Tornò a fissare l’ostacolo che si innalzava
proprio davanti al suo naso, ancora
più turbato di prima. Qualche istante dopo, alzando le
braccia al cielo e
gesticolando con le mani, urlò, scuotendo il capo:
«Si
può sapere dove diavolo sono
finito?!»
Ruotandosi
di centottanta gradi,
spazientito, si accorse che il posto dove era atterrato era un vicolo,
rigorosamente cieco. Incamminandosi risoluto verso
l’uscita della viuzza,
prese a massaggiarsi il collo con la mano sinistra, borbottando tra
sé e sé.
«Mpf!
Ma tu guarda se quel coso mi doveva
far sbucare nel pieno di
un lercio budello di…Crepuscoli?!»
Il
numero VIII osservò il rustico
paesaggio urbano che si espandeva sotto i suoi occhi, illuminato da una
luce
rosseggiante che tingeva ogni cosa del suo colore tenue. Sorrise,
avanzando
intraprendente per la larga via ciottolata dove l’aveva
condotto il piccolo e
buio vicoletto, e seguì l’istinto, che, come un
sesto senso, gli indicava la
strada da percorrere.
«Ma
tu guarda…uno dei posti più
suggestivi al mondo, eh? Crepuscoli, la città
dell’eterno tramonto, dove la
giornata è un perenne pomeriggio! Interessante. Assomiglia a
una di quelle
località paradisiache dove vanno a rifugiarsi le coppiette
sdolcinate…! Ah,
penso proprio che mi gusterò per bene questa allegra
gita…se avessi ancora un
cuore, ci farei un salto più spesso, qui a
Crepuscoli!»
Procedendo
a passi ritmati,
l’incappucciato notò che ad attraversare la
città rischiarato dalla luce
aranciata del sole calante, vi era esclusivamente lui. Il borgo era
silenzioso
e per la strada echeggiava solo l’insistente incedere dei
suoi stivali; i
battenti di molti edifici erano chiusi, e oltre i lucidi vetri di
qualche
finestra dalla persiana aperta, si potevano scorgere solo i
drappi tirati
delle tende.
«Dormono
a quest’ora?...bah. Tanto
meglio per il sottoscritto “Numero
VIII”!
Io, fortunatamente, ce l’ho un nome, e gradirei essere
appellato per mezzo di
quello, e solamente quello!

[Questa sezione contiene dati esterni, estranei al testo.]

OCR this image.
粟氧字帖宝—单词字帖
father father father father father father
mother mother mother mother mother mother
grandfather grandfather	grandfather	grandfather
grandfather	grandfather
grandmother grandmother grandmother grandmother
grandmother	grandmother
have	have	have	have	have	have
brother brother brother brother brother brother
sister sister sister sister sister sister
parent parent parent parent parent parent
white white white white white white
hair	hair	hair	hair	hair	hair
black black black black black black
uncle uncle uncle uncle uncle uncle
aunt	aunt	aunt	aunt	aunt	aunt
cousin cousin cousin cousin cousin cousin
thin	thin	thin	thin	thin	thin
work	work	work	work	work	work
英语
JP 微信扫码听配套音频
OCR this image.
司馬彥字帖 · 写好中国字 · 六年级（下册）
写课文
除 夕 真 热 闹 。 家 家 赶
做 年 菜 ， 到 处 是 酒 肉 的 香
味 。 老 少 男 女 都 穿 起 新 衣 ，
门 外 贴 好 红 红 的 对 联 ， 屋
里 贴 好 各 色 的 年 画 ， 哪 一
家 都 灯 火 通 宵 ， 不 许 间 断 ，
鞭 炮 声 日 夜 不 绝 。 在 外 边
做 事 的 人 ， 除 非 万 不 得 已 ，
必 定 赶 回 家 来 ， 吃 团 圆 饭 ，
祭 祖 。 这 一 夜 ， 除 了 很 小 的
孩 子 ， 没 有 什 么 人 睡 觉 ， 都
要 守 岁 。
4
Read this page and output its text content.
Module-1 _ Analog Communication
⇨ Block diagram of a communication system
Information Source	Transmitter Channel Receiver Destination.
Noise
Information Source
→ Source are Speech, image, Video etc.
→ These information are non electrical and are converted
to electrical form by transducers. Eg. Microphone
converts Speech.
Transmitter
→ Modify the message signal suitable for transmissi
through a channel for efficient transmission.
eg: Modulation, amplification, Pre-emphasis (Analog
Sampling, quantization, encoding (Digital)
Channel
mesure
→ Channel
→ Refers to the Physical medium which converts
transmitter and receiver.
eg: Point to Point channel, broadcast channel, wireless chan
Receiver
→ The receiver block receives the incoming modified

Non sono mica stato marchiato con quel
numero
perché sono una cavia da laboratorio, eh! Stupido
Zexion… quando è così formale
sembra proprio il cocco del “capo”. Xemnas lo ha
proprio addestrato come un
cagnolino da riporto… certo che il Signor VI potrebbe anche
mostrarsi meno leccapiedi,
ma comunque stiano le cose, rimane sempre troppo rigido per i miei
gusti. Anche
se non è poi così tanto
antipatico,
anzi: quando non lecchina Signor “Tono Altezzoso”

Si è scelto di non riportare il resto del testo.